S'exprimant jeudi lors de la 32e réunion annuelle d'Afreximbank à Abuja, M. Obasanjo a déclaré que le Nigeria, malgré ses immenses ressources, restait entravé par des inefficacités systémiques, la corruption et une dépendance persistante à l'égard de l'aide extérieure.
Faisant part de son point de vue sur la trajectoire du continent, M. Obasanjo a déclaré que les « lions » de l'Afrique, c'est-à-dire les nations les plus peuplées et les plus riches en ressources, n'ont pas réussi à stimuler une croissance significative ni à améliorer la situation des pays plus petits de la région.
Il a identifié le Nigeria, l'Égypte, l'Éthiopie, la République démocratique du Congo et l'Afrique du Sud comme les pays qui devraient mener la charge du développement de l'Afrique, sur la base de leur force économique et démographique. Toutefois, il a déploré qu'à l'exception de l'Égypte, les autres pays aient stagné ou régressé au cours des trois dernières décennies.
"Ces nations ont fait deux pas en avant et un pas en arrière pendant des années. Elles ne se développent pas assez rapidement - économiquement ou politiquement - pour inspirer ou soutenir le reste de l'Afrique", a déclaré M. Obasanjo.
Il s'est montré pessimiste quant à l'avenir du continent, avertissant que les progrès de l'Afrique resteraient limités si ces pays clés ne commençaient pas à faire preuve d'un leadership et d'une croissance décisifs.
M. Obasanjo a critiqué les dirigeants du continent pour s'être empressés d'emprunter à des pays étrangers comme la Chine tout en ignorant le potentiel national de création de richesses.
"Nous nous précipitons tous en Chine pour emprunter 20 milliards de dollars, alors qu'un seul pays africain pourrait à lui seul générer autant d'argent au niveau national. Mais nous ne le faisons pas, parce que nous sommes dépendants de l'aide étrangère. Ce n'est pas ainsi que nous irons de l'avant", a-t-il déclaré.
Il a attribué une grande partie de cet échec à ce qu'il a décrit comme un manque de connaissances économiques parmi les dirigeants africains, notant que beaucoup ne comprennent pas la dynamique économique mondiale et sont donc incapables de positionner leurs pays de manière compétitive.

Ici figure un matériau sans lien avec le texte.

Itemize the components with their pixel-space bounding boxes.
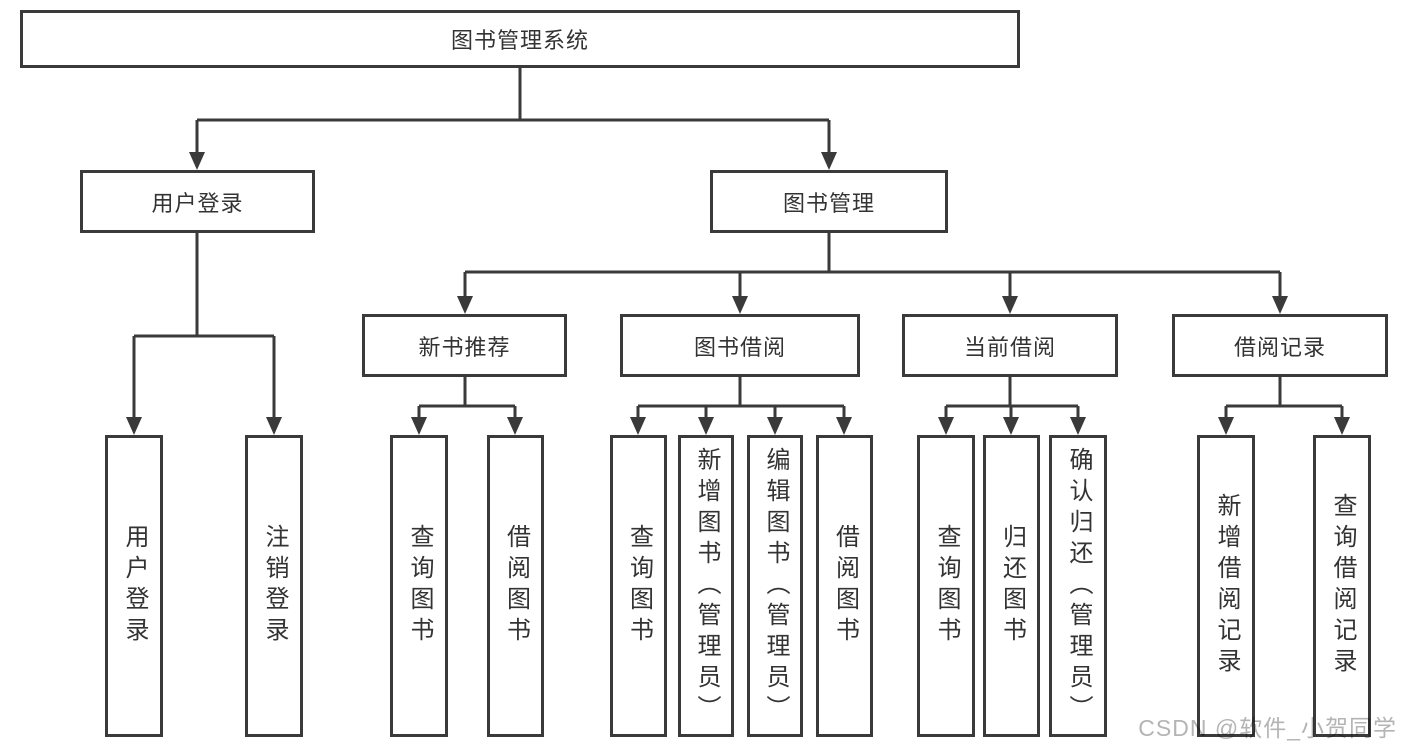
leaf-label: 借阅图书 (831, 524, 859, 648)
arrowhead-icon (411, 417, 427, 435)
node-label: 借阅记录 (1233, 334, 1326, 360)
arrowhead-icon (1272, 296, 1288, 314)
leaf-label: 查询借阅记录 (1329, 493, 1356, 679)
node-current-borrowing: 当前借阅 (902, 314, 1118, 377)
leaf-label: 确认归还（管理员） (1065, 446, 1092, 726)
arrowhead-icon (1070, 417, 1086, 435)
leaf-bb-query-books: 查询图书 (610, 435, 667, 737)
leaf-br-query-record: 查询借阅记录 (1313, 435, 1371, 737)
arrowhead-icon (698, 417, 714, 435)
leaf-br-add-record: 新增借阅记录 (1197, 435, 1255, 737)
leaf-bb-edit-books-admin: 编辑图书（管理员） (747, 435, 803, 737)
leaf-cb-query-books: 查询图书 (917, 435, 975, 737)
leaf-user-login: 用户登录 (105, 435, 163, 737)
node-label: 新书推荐 (418, 334, 511, 360)
leaf-label: 查询图书 (406, 524, 433, 648)
arrowhead-icon (1002, 296, 1018, 314)
node-borrowing-records: 借阅记录 (1172, 314, 1388, 377)
arrowhead-icon (821, 152, 837, 170)
leaf-label: 查询图书 (933, 524, 960, 648)
leaf-cb-confirm-return-admin: 确认归还（管理员） (1049, 435, 1107, 737)
arrowhead-icon (938, 417, 954, 435)
leaf-label: 新增借阅记录 (1213, 493, 1240, 679)
leaf-nbr-borrow-books: 借阅图书 (487, 435, 544, 737)
node-library-system: 图书管理系统 (20, 10, 1020, 68)
node-label: 图书管理系统 (450, 28, 589, 53)
arrowhead-icon (836, 417, 852, 435)
node-book-management: 图书管理 (710, 170, 948, 233)
node-label: 用户登录 (151, 190, 244, 216)
leaf-nbr-query-books: 查询图书 (390, 435, 448, 737)
arrowhead-icon (732, 296, 748, 314)
node-label: 图书借阅 (693, 334, 786, 360)
arrowhead-icon (189, 152, 205, 170)
arrowhead-icon (126, 417, 142, 435)
node-label: 当前借阅 (963, 334, 1056, 360)
node-user-login: 用户登录 (80, 170, 315, 233)
leaf-label: 用户登录 (121, 524, 148, 648)
leaf-cb-return-books: 归还图书 (983, 435, 1040, 737)
leaf-logout: 注销登录 (245, 435, 303, 737)
leaf-label: 查询图书 (625, 524, 653, 648)
arrowhead-icon (457, 296, 473, 314)
node-label: 图书管理 (782, 190, 875, 216)
leaf-bb-add-books-admin: 新增图书（管理员） (678, 435, 734, 737)
arrowhead-icon (1003, 417, 1019, 435)
arrowhead-icon (266, 417, 282, 435)
arrowhead-icon (1218, 417, 1234, 435)
arrowhead-icon (507, 417, 523, 435)
leaf-label: 借阅图书 (502, 524, 530, 648)
leaf-label: 归还图书 (998, 524, 1026, 648)
leaf-bb-borrow-books: 借阅图书 (816, 435, 873, 737)
leaf-label: 新增图书（管理员） (693, 446, 720, 726)
node-new-book-recommendation: 新书推荐 (362, 314, 567, 377)
arrowhead-icon (1334, 417, 1350, 435)
arrowhead-icon (630, 417, 646, 435)
leaf-label: 注销登录 (261, 524, 288, 648)
node-book-borrowing: 图书借阅 (620, 314, 860, 377)
arrowhead-icon (767, 417, 783, 435)
leaf-label: 编辑图书（管理员） (762, 446, 789, 726)
csdn-watermark: CSDN @软件_小贺同学 (1138, 715, 1397, 741)
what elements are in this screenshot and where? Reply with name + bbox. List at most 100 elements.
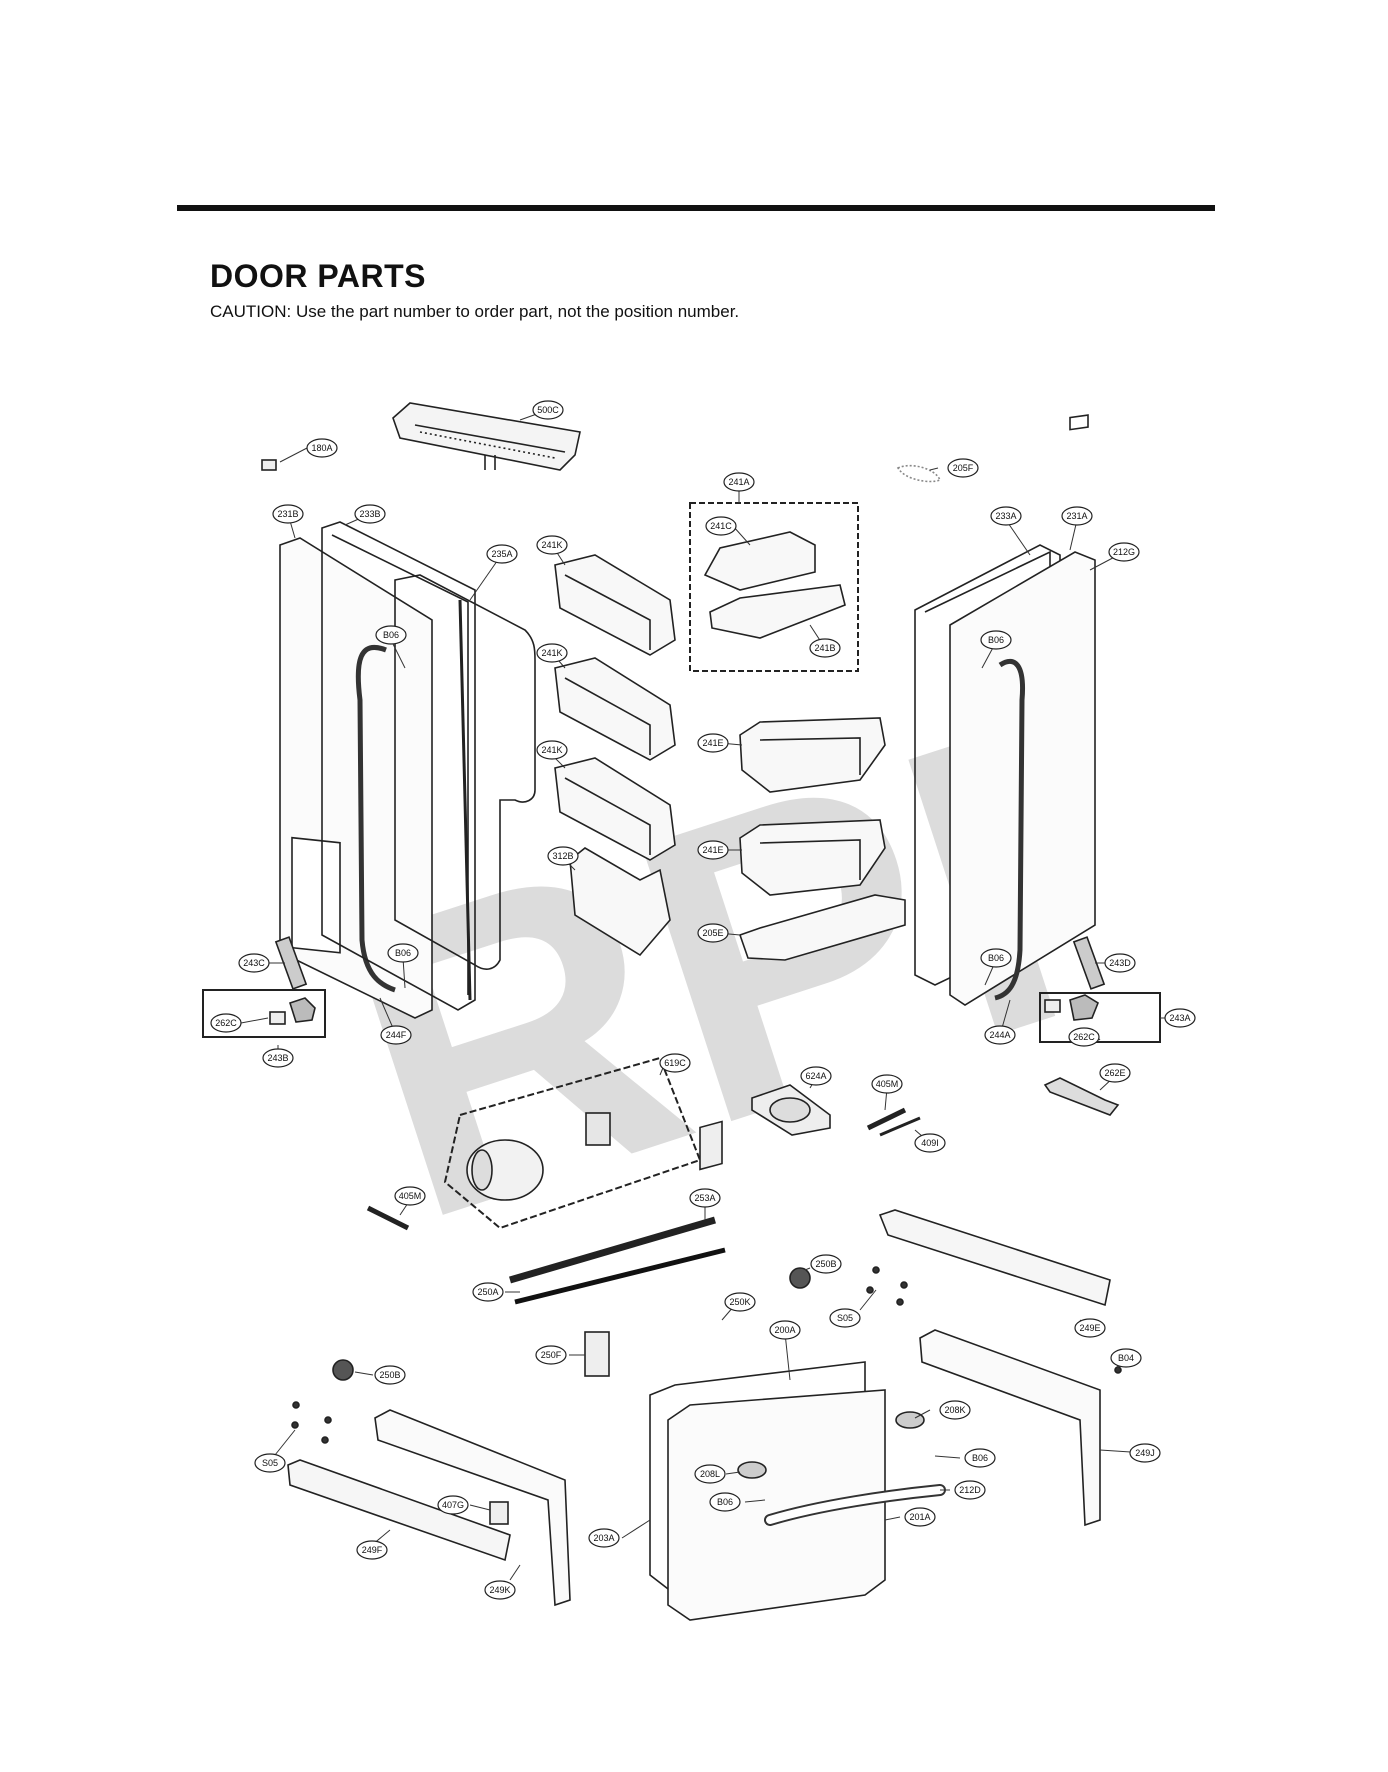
callout-bubble bbox=[380, 1025, 412, 1045]
callout-bubble bbox=[262, 1048, 294, 1068]
callout-619c: 619C bbox=[659, 1053, 691, 1073]
callout-label: B06 bbox=[988, 635, 1004, 645]
callout-bubble bbox=[536, 535, 568, 555]
callout-bubble bbox=[547, 846, 579, 866]
callout-249k: 249K bbox=[484, 1580, 516, 1600]
clip-part bbox=[261, 459, 277, 471]
callout-label: 249K bbox=[489, 1585, 510, 1595]
callout-bubble bbox=[484, 1580, 516, 1600]
drawer-bracket-part bbox=[919, 1329, 1101, 1527]
callout-label: S05 bbox=[837, 1313, 853, 1323]
callout-bubble bbox=[238, 953, 270, 973]
header-rule bbox=[177, 205, 1215, 211]
callout-241a: 241A bbox=[723, 472, 755, 492]
callout-233b: 233B bbox=[354, 504, 386, 524]
caution-note: CAUTION: Use the part number to order pa… bbox=[210, 302, 740, 321]
callout-bubble bbox=[1164, 1008, 1196, 1028]
callout-label: 205E bbox=[702, 928, 723, 938]
callout-405m: 405M bbox=[871, 1074, 903, 1094]
callout-label: 250K bbox=[729, 1297, 750, 1307]
callout-243a: 243A bbox=[1164, 1008, 1196, 1028]
callout-bubble bbox=[354, 504, 386, 524]
clip-part bbox=[489, 1501, 509, 1525]
callout-label: 619C bbox=[664, 1058, 686, 1068]
callout-bubble bbox=[769, 1320, 801, 1340]
callout-s05: S05 bbox=[254, 1453, 286, 1473]
callout-bubble bbox=[810, 1254, 842, 1274]
callout-bubble bbox=[724, 1292, 756, 1312]
callout-244f: 244F bbox=[380, 1025, 412, 1045]
callout-212d: 212D bbox=[954, 1480, 986, 1500]
callout-409i: 409I bbox=[914, 1133, 946, 1153]
callout-250a: 250A bbox=[472, 1282, 504, 1302]
callout-250b: 250B bbox=[374, 1365, 406, 1385]
valve-part bbox=[585, 1112, 611, 1146]
callout-312b: 312B bbox=[547, 846, 579, 866]
dashed-bracket-part bbox=[896, 464, 942, 483]
callout-label: 249J bbox=[1135, 1448, 1155, 1458]
callout-label: 624A bbox=[805, 1071, 826, 1081]
callout-b06: B06 bbox=[964, 1448, 996, 1468]
callout-label: 208L bbox=[700, 1469, 720, 1479]
right-door-part bbox=[949, 414, 1096, 1006]
filter-housing-part bbox=[466, 1139, 544, 1201]
callout-212g: 212G bbox=[1108, 542, 1140, 562]
callout-label: 200A bbox=[774, 1325, 795, 1335]
callout-bubble bbox=[980, 630, 1012, 650]
callout-249f: 249F bbox=[356, 1540, 388, 1560]
shelf-bracket-part bbox=[738, 894, 906, 961]
callout-235a: 235A bbox=[486, 544, 518, 564]
callout-bubble bbox=[964, 1448, 996, 1468]
callout-label: 250B bbox=[379, 1370, 400, 1380]
page-title: DOOR PARTS bbox=[210, 258, 426, 294]
cap-part bbox=[737, 1461, 767, 1479]
callout-bubble bbox=[954, 1480, 986, 1500]
callout-205e: 205E bbox=[697, 923, 729, 943]
callout-bubble bbox=[306, 438, 338, 458]
callout-bubble bbox=[210, 1013, 242, 1033]
hinge-cover-part bbox=[274, 936, 308, 990]
callout-label: 405M bbox=[399, 1191, 422, 1201]
callout-label: 233A bbox=[995, 511, 1016, 521]
callout-180a: 180A bbox=[306, 438, 338, 458]
callout-label: 250B bbox=[815, 1259, 836, 1269]
callout-label: 405M bbox=[876, 1079, 899, 1089]
callout-label: B06 bbox=[383, 630, 399, 640]
callout-bubble bbox=[1110, 1348, 1142, 1368]
callout-label: 208K bbox=[944, 1405, 965, 1415]
callout-208l: 208L bbox=[694, 1464, 726, 1484]
callout-200a: 200A bbox=[769, 1320, 801, 1340]
bin-assembly-group-box bbox=[689, 502, 859, 672]
callout-bubble bbox=[697, 923, 729, 943]
left-door-part bbox=[279, 537, 433, 1019]
left-door-liner-part bbox=[394, 574, 536, 1001]
callout-label: 241K bbox=[541, 540, 562, 550]
callout-label: 205F bbox=[953, 463, 974, 473]
callout-label: 243B bbox=[267, 1053, 288, 1063]
callout-label: 241B bbox=[814, 643, 835, 653]
callout-label: 250F bbox=[541, 1350, 562, 1360]
callout-203a: 203A bbox=[588, 1528, 620, 1548]
callout-241k: 241K bbox=[536, 535, 568, 555]
callout-bubble bbox=[689, 1188, 721, 1208]
callout-bubble bbox=[437, 1495, 469, 1515]
strip-part bbox=[366, 1205, 410, 1231]
strip-part bbox=[866, 1107, 907, 1131]
callout-bubble bbox=[904, 1507, 936, 1527]
callout-bubble bbox=[939, 1400, 971, 1420]
callout-label: B04 bbox=[1118, 1353, 1134, 1363]
callout-bubble bbox=[697, 733, 729, 753]
door-bin-part bbox=[554, 757, 676, 861]
callout-label: 243D bbox=[1109, 958, 1131, 968]
callout-label: B06 bbox=[395, 948, 411, 958]
callout-label: S05 bbox=[262, 1458, 278, 1468]
callout-bubble bbox=[705, 516, 737, 536]
freezer-drawer-front-part bbox=[667, 1389, 886, 1621]
hinge-cover-part bbox=[1072, 936, 1106, 990]
gear-part bbox=[332, 1359, 354, 1381]
crisper-bin-part bbox=[739, 717, 886, 793]
bracket-part bbox=[584, 1331, 610, 1377]
callout-bubble bbox=[532, 400, 564, 420]
gear-part bbox=[789, 1267, 811, 1289]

"Dans quelle mesure nos dirigeants comprennent-ils le monde ? Si nous le comprenons, nous ferons les choses correctement, non seulement au niveau national, mais aussi aux niveaux communautaire, sous-régional et continental", a-t-il ajouté.
M. Obasanjo a également remis en question la pertinence de la démocratie libérale occidentale pour l'Afrique, la décrivant comme un système emprunté qui n'a pas donné les résultats escomptés en matière de gouvernance.
Il a critiqué ce qu'il a appelé la « monétocratie » du continent, où l'argent détermine le leadership, ainsi que l'approche du « tout au vainqueur » qui aliène les voix de l'opposition.
« Nous devons nous interroger sur ce système emprunté et réimaginer une structure de gouvernance qui fonctionne pour nous, une structure enracinée dans nos réalités, nos valeurs et nos aspirations », a-t-il déclaré.
L'ancien président a appelé à une collaboration plus étroite entre les dirigeants africains afin de relever les défis transfrontaliers et de favoriser le développement régional.
Il a souligné que la transformation de l'Éthiopie en un pays exportateur de blé était un modèle pour le continent, insistant sur la nécessité d'une révolution agricole dans toute l'Afrique.
"Si l'Éthiopie peut se transformer en un pays exportateur de blé, d'autres peuvent le faire aussi. C'est le genre d'histoire que nous devons reproduire à l'échelle du continent", a-t-il déclaré.
M. Obasanjo a estimé que l'Afrique pourrait économiser au moins 40 milliards de dollars par an en atteignant l'autosuffisance alimentaire et a exhorté les gouvernements à donner la priorité à l'investissement dans l'agriculture pour assurer la sécurité alimentaire, la création d'emplois et l'indépendance économique.
Il a également plaidé pour l'adoption de monnaies locales dans le commerce intra-africain afin de réduire la dépendance à l'égard du dollar américain, de renforcer la résilience économique régionale et de promouvoir la souveraineté financière.
En conclusion, M. Obasanjo a appelé les dirigeants africains à adopter des réformes transformatrices.
"Nous avons besoin d'une action audacieuse, d'une réflexion interne et du courage politique nécessaire pour changer les systèmes qui nous font défaut. Tant que les lions ne commenceront pas à bouger, le reste du continent restera bloqué", a-t-il déclaré.